I prefer FR on PokerStars and tourneys on FT. Not sure why that is, it's just always worked out for me that way. So I keep a FR
bankroll on Stars and a tourney roll on FT. I prefer the Stars software client, although with the last update FT has almost caught up. I also have accounts on SportsBook (Cake) and UB, but haven't really played them enough to know what works better for me there -- I don't really care for the software on either though.
As a software engineer myself who has done quite a bit of RNG work, I can attest that the RNGs used by these major sites are not going to result in one flopping more paint, or whatever, than another. That's just another beginner's perception and fuels the "rigged" conspiracies that so many players have -- typically new, mediocre and/or downright bad players. You never hear the solid players whining about RNG's and sites being rigged. They understand that the variance is magnified when playing many many times more hands online than they would ever see live.
Theoretically, science tells us there is no such thing as "truly random" machine-generated numbers, and some beginning players who have heard this try and use it as the basis of their rigged arguments. Practically, however, even the simplest RNG built into the core runtime library of most programming languages is sufficiently random to pass any test of human perception of "randomness," particularly when compared to a human manually shuffling a deck of 52 cards. And to my knowledge, the sites don't depend strictly on a canned RNG built into a library, they develop their own variations and extensions to make it even more "random." For example, one key factor in the distribution of random numbers is the value used to seed the RNG. This starting value needs to be as random as possible -- if you seed an RNG with an identical value, you will generally get identical results. So most sites use a mix of "noise" data gathered from clients (date/time down to the millisecond, mouse movements captured by the client, etc.) to constantly shuffle and reseed their RNG. This type of data is virtually never repeatable and therefore never going to result in the same seed values, which makes their RNGs non-deterministic and non-repeatable.
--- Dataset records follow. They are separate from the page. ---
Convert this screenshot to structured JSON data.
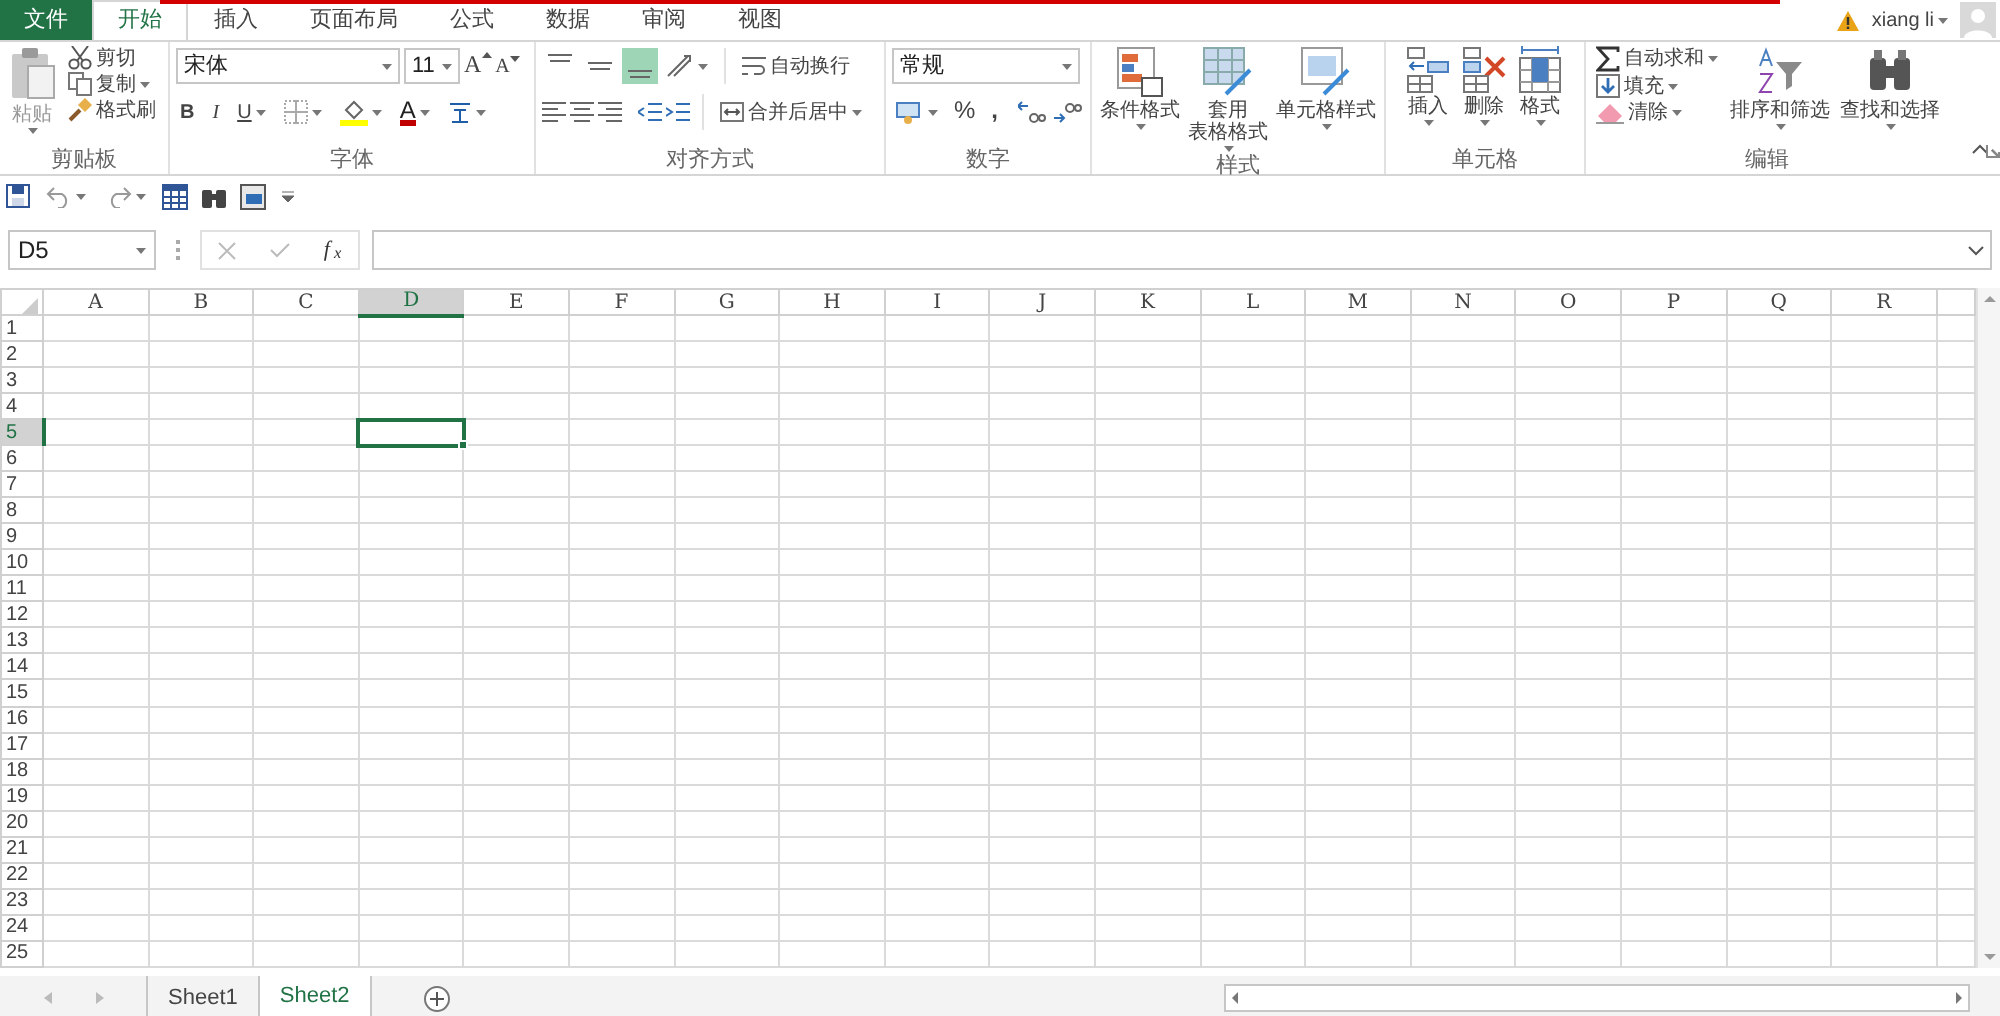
{
  "tabs": [
    {
      "label": "文件",
      "kind": "file",
      "selected": false
    },
    {
      "label": "开始",
      "kind": "tab",
      "selected": true
    },
    {
      "label": "插入",
      "kind": "tab",
      "selected": false
    },
    {
      "label": "页面布局",
      "kind": "tab",
      "selected": false
    },
    {
      "label": "公式",
      "kind": "tab",
      "selected": false
    },
    {
      "label": "数据",
      "kind": "tab",
      "selected": false
    },
    {
      "label": "审阅",
      "kind": "tab",
      "selected": false
    },
    {
      "label": "视图",
      "kind": "tab",
      "selected": false
    }
  ],
  "account": {
    "user": "xiang li"
  },
  "ribbon": {
    "clipboard": {
      "label": "剪贴板",
      "paste": "粘贴",
      "cut": "剪切",
      "copy": "复制",
      "painter": "格式刷"
    },
    "font": {
      "label": "字体",
      "font_name": "宋体",
      "font_size": "11",
      "grow_font": "A",
      "shrink_font": "A",
      "bold": "B",
      "italic": "I",
      "underline": "U",
      "font_color": "A"
    },
    "alignment": {
      "label": "对齐方式",
      "wrap": "自动换行",
      "merge": "合并后居中",
      "vertical_align": [
        {
          "selected": false
        },
        {
          "selected": false
        },
        {
          "selected": true
        }
      ]
    },
    "number": {
      "label": "数字",
      "format": "常规",
      "percent": "%",
      "comma": ","
    },
    "styles": {
      "label": "样式",
      "conditional": "条件格式",
      "table": "套用",
      "table_2": "表格格式",
      "cell_styles": "单元格样式"
    },
    "cells": {
      "label": "单元格",
      "insert": "插入",
      "delete": "删除",
      "format": "格式"
    },
    "editing": {
      "label": "编辑",
      "autosum": "自动求和",
      "fill": "填充",
      "clear": "清除",
      "sort": "排序和筛选",
      "find": "查找和选择"
    }
  },
  "formula_bar": {
    "name_box": "D5",
    "fx": "f$_{x}$"
  },
  "grid": {
    "columns": [
      {
        "label": "A",
        "selected": false
      },
      {
        "label": "B",
        "selected": false
      },
      {
        "label": "C",
        "selected": false
      },
      {
        "label": "D",
        "selected": true
      },
      {
        "label": "E",
        "selected": false
      },
      {
        "label": "F",
        "selected": false
      },
      {
        "label": "G",
        "selected": false
      },
      {
        "label": "H",
        "selected": false
      },
      {
        "label": "I",
        "selected": false
      },
      {
        "label": "J",
        "selected": false
      },
      {
        "label": "K",
        "selected": false
      },
      {
        "label": "L",
        "selected": false
      },
      {
        "label": "M",
        "selected": false
      },
      {
        "label": "N",
        "selected": false
      },
      {
        "label": "O",
        "selected": false
      },
      {
        "label": "P",
        "selected": false
      },
      {
        "label": "Q",
        "selected": false
      },
      {
        "label": "R",
        "selected": false
      }
    ],
    "rows": [
      {
        "label": "1",
        "selected": false
      },
      {
        "label": "2",
        "selected": false
      },
      {
        "label": "3",
        "selected": false
      },
      {
        "label": "4",
        "selected": false
      },
      {
        "label": "5",
        "selected": true
      },
      {
        "label": "6",
        "selected": false
      },
      {
        "label": "7",
        "selected": false
      },
      {
        "label": "8",
        "selected": false
      },
      {
        "label": "9",
        "selected": false
      },
      {
        "label": "10",
        "selected": false
      },
      {
        "label": "11",
        "selected": false
      },
      {
        "label": "12",
        "selected": false
      },
      {
        "label": "13",
        "selected": false
      },
      {
        "label": "14",
        "selected": false
      },
      {
        "label": "15",
        "selected": false
      },
      {
        "label": "16",
        "selected": false
      },
      {
        "label": "17",
        "selected": false
      },
      {
        "label": "18",
        "selected": false
      },
      {
        "label": "19",
        "selected": false
      },
      {
        "label": "20",
        "selected": false
      },
      {
        "label": "21",
        "selected": false
      },
      {
        "label": "22",
        "selected": false
      },
      {
        "label": "23",
        "selected": false
      },
      {
        "label": "24",
        "selected": false
      },
      {
        "label": "25",
        "selected": false
      }
    ]
  },
  "sheets": [
    {
      "name": "Sheet1",
      "selected": false
    },
    {
      "name": "Sheet2",
      "selected": true
    }
  ]
}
Sorry for channeling my inner geek, I just get frustrated by the frequent suggestions and false information about how sites are rigged or that their RNGs are being compromised somehow.
One thing that is different between sites, however, (besides the varying quality of players) is how/when they shuffle the deck. Some, like Stars, use a set deck that is only shuffled between hands. Others, like FT, reshuffle the remaining deck between every deal of the cards. To me, this makes no difference as far as random distribution if you believe the deck was truly randomized to begin with, you're just taking an already randomized sequence and re-randomizing it. But some will still try and argue one way or the other that it makes a difference. The only difference it makes is when you're trying to second-guess your fold because you see that the board would have hit you if you stayed in the pot. With a reshuffled deck, you would have seen different cards had you stayed in so you can never really know what would have happened.